Shroff, R., Rulíšek, L., Doubský, J., & Svatoš, A. (2009). Acid-base-driven matrix-assisted mass spectrometry for targeted metabolomics. Proceedings of the National Academy of Sciences of the United States of America, 106(25), 10092-10096. doi:10.1073/pnas.0900914106.


Cite as: http://hdl.handle.net/11858/00-001M-0000-0012-B473-F
Abstract
The ability to charge huge biomolecules without breaking them apart has made matrix-assisted laser desorption/ionization (MALDI) mass spectrometry an indispensable tool for biomolecular analysis. Conventional, empirically selected matrices produce abundant matrix ion clusters in the low-mass region (<500 Da), hampering the application of MALDI-MS to metabolomics.
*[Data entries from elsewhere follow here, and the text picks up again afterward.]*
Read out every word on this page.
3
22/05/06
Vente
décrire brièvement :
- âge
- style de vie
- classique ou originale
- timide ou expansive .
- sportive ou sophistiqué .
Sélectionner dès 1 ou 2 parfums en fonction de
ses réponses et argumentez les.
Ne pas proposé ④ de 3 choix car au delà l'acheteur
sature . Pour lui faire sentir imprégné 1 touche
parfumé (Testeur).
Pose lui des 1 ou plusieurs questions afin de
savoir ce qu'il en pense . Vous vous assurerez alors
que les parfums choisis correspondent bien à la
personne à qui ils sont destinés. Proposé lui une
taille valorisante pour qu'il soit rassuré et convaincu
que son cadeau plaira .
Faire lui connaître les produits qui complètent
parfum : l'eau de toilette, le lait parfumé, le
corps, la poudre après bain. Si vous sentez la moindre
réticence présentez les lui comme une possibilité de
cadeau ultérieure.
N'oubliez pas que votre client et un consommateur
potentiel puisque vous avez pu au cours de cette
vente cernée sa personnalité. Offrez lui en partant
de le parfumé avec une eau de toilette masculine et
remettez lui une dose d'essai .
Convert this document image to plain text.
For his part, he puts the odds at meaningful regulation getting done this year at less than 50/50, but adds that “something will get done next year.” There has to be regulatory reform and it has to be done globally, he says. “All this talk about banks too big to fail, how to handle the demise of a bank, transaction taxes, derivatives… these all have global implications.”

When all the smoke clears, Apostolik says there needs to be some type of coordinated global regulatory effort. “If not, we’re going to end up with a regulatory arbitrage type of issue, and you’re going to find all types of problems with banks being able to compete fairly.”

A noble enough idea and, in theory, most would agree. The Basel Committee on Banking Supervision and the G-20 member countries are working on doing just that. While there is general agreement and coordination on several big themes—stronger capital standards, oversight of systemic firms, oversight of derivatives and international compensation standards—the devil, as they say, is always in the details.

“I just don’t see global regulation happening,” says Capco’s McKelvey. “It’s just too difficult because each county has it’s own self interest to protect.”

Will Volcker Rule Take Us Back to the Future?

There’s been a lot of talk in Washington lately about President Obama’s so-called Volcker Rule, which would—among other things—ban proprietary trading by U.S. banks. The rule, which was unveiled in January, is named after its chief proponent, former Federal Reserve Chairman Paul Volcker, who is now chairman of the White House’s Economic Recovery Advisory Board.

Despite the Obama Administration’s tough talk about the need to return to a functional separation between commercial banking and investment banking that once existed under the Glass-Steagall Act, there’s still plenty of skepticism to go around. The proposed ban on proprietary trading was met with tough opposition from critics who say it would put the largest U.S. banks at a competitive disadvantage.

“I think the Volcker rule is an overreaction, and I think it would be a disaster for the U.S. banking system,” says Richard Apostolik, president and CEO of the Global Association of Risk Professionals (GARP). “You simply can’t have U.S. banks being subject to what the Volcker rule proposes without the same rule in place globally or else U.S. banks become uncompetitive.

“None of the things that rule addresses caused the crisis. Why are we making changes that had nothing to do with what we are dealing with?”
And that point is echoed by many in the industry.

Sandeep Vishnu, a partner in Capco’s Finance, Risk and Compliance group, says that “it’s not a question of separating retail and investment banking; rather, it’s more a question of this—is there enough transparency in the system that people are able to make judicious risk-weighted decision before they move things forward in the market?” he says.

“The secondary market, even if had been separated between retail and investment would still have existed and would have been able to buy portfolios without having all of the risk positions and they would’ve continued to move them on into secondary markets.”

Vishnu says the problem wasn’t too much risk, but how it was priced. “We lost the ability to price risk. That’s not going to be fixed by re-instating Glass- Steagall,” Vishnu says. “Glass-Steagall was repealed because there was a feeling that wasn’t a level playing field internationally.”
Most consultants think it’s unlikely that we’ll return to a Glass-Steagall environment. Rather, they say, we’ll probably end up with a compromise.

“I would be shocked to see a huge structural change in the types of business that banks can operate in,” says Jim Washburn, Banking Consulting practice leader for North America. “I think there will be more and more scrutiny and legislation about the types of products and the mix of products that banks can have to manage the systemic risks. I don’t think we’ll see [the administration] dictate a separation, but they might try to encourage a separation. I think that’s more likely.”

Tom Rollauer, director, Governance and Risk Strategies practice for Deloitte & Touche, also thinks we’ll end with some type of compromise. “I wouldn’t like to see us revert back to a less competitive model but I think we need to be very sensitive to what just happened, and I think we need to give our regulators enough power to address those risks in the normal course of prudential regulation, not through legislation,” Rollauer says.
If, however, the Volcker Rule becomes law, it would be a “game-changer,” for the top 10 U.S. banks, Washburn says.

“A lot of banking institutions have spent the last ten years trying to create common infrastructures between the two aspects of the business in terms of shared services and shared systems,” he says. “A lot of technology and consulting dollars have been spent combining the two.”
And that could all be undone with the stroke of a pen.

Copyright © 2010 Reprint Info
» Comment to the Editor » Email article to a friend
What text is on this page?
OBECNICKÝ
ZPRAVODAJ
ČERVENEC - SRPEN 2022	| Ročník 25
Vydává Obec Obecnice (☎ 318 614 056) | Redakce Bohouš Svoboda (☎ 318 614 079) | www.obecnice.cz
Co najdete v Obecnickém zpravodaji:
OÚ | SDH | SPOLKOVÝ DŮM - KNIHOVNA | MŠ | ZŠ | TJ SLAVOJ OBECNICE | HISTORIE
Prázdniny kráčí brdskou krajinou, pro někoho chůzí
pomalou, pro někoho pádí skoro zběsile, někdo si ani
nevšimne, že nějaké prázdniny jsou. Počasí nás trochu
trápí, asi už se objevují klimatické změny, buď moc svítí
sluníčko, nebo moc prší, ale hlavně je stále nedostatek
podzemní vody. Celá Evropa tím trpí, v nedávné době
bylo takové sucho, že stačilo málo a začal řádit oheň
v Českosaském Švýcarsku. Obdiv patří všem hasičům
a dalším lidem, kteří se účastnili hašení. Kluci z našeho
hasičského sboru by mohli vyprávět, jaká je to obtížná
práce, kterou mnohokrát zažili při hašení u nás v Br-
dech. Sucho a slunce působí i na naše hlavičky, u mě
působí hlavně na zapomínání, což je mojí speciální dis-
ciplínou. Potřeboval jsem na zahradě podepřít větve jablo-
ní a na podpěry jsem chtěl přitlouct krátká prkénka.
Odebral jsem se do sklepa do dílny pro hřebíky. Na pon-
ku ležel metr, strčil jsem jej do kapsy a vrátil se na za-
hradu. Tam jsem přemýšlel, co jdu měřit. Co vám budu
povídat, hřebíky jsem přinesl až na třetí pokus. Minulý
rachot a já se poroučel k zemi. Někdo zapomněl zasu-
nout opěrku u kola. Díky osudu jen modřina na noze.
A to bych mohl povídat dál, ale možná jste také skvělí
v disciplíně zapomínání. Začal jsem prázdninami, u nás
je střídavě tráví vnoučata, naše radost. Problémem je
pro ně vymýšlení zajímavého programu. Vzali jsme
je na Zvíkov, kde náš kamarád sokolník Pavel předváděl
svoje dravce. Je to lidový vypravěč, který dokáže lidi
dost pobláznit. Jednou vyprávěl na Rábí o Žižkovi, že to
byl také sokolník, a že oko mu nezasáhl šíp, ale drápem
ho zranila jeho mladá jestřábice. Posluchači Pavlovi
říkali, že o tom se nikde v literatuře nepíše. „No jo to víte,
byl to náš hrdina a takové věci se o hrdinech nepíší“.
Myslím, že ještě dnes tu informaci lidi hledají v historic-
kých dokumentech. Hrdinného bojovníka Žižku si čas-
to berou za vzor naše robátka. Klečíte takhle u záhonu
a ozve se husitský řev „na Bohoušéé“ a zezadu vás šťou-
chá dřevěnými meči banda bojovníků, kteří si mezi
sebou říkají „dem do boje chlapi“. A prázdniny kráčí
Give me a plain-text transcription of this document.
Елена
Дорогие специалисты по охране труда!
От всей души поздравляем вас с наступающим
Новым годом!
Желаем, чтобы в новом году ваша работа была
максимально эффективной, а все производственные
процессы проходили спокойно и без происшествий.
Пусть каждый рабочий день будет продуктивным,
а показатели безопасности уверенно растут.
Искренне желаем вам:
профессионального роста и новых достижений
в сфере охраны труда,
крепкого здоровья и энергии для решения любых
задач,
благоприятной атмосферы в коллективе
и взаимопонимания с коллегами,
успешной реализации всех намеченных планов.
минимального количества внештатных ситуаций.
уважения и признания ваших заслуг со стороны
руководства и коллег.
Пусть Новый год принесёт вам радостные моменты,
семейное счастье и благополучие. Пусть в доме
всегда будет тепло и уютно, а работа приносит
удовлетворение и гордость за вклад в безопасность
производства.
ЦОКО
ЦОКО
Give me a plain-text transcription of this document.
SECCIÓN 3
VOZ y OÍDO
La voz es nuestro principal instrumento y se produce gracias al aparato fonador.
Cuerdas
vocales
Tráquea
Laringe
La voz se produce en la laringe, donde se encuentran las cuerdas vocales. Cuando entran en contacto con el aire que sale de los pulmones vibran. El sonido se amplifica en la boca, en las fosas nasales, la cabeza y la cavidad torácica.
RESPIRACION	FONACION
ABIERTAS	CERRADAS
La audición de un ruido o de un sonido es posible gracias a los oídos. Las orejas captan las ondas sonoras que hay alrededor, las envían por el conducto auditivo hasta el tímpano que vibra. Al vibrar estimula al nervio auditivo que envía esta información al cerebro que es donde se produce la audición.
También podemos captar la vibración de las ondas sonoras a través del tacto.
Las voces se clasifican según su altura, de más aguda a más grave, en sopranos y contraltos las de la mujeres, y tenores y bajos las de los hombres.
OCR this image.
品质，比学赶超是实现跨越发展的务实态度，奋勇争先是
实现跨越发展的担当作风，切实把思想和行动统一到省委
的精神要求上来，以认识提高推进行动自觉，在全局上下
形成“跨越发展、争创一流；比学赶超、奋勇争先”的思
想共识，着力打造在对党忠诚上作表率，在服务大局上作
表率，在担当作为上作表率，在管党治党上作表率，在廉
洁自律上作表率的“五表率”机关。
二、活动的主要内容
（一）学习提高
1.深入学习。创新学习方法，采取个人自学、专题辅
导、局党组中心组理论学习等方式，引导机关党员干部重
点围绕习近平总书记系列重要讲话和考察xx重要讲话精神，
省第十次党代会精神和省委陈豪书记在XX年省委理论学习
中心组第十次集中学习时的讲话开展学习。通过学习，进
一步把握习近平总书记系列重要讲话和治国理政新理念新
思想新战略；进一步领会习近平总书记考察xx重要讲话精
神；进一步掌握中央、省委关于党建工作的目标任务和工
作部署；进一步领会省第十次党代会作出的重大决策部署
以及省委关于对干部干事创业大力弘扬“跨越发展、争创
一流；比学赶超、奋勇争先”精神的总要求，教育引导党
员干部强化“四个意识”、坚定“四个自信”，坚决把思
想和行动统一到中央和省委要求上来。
An ionization mode of MAILD, a rational protocol for matrix selection based on Brønsted–Lowry acid–base theory and its application to metabolomics, biological screening/profiling/imaging, and clinical diagnostics is illustrated. Numerous metabolites, covering important metabolic pathways (Krebs' cycle, fatty acid and glucosinolate biosynthesis), were detected in extracts, biofluids, and/or in biological tissues (Arabidopsis thaliana, Drosophila melanogaster, Acyrthosiphon pisum, and human blood). This approach moves matrix selection from “black art” to rational design and sets a paradigm for small-molecule analysis via MALDI-MS.